You will find no pleasures there,
Just the tortures of the damned,
And a tall man wearing latex gloves, named Bob.

And the sharpness of each instrument exceeds the one before,
Within his white-walled office, small and cold.
Other patients' moans echo down the hall,
And this nightmare starts to unfold.

You brush them, and you floss them, and you brush a little more,
Then you tentatively take a step through his office door
'Cause you've got seven cavities I guess we'll have to fill,
Come take a seat and raise a dentist bill.

The fastest anesthetic
Is Novocain, they say,
It takes away all feeling and heat.
Cavities are meant to be filled,
And when they are, your tender gums
Experience the feeling of ground meat.

His appointments lead to braces,
To expanders, and bracket wax,
A life-long time of never-ending pain.
And there is no way to stop him,
Because, a year ago, Bob went insane.

This filling consists of other things
That you can barely feel,
Because you're so hyped up on laughing gas.
Part of it's cleaning, other, scraping,
And some will give you cause to
Scream so loud your voice can shatter glass.

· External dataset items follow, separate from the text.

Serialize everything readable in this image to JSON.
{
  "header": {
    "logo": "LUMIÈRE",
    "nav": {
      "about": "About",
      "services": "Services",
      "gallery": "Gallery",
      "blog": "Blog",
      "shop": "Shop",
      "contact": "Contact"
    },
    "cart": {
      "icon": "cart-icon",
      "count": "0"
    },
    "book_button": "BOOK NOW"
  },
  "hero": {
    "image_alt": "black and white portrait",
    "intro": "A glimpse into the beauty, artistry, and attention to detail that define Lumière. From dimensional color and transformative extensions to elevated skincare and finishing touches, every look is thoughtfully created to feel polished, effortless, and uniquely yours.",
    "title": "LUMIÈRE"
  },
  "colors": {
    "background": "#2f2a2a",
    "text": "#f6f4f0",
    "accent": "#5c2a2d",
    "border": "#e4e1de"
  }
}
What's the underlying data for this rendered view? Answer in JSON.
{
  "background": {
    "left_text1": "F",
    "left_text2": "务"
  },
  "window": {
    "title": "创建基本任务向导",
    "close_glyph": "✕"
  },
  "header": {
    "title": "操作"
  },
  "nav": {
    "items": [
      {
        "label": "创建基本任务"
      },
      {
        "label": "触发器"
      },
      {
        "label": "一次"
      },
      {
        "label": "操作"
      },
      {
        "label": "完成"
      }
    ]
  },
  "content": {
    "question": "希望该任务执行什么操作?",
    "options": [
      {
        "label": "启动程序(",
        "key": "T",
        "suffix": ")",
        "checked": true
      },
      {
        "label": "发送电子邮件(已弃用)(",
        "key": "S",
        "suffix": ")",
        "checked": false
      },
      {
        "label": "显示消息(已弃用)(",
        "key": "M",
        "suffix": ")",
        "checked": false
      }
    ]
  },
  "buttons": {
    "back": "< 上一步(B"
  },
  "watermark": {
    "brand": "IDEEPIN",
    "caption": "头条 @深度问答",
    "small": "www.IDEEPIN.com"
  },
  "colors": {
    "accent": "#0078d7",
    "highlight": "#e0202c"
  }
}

Still, you'll marvel at the gentleness within those latexed hands,
Carefulness and skill so finely honed.
And when he's had you for a while,
You'll tell him "Thank you!" every time you moan.

He'll poke them, and caress them, and scrape them with his hook.
As you sit there stoned off your butt, you do not ever look.
Since you've got nothing more to do, and lots of time to kill,
Come take a seat and raise a dentist bill.

Everything gets paid for
By your insurance card.
Stealing others' cash brings us delight.
But all it takes it just a subtle
Appliance out of view
To make you decide you want a legal fight.

But I should give you warning that our lawyer's bloody good;
We have been to court at least five times before.
So, if you try, you may find yourself
Walking right back through our office door.

He plays with every cusped, and every molar, too;
Your whole mouth will be hurting after Dentist Bob is through.
Before you came, I hope you left your loved ones your last will.
Come raise yourself a not-so-little bill.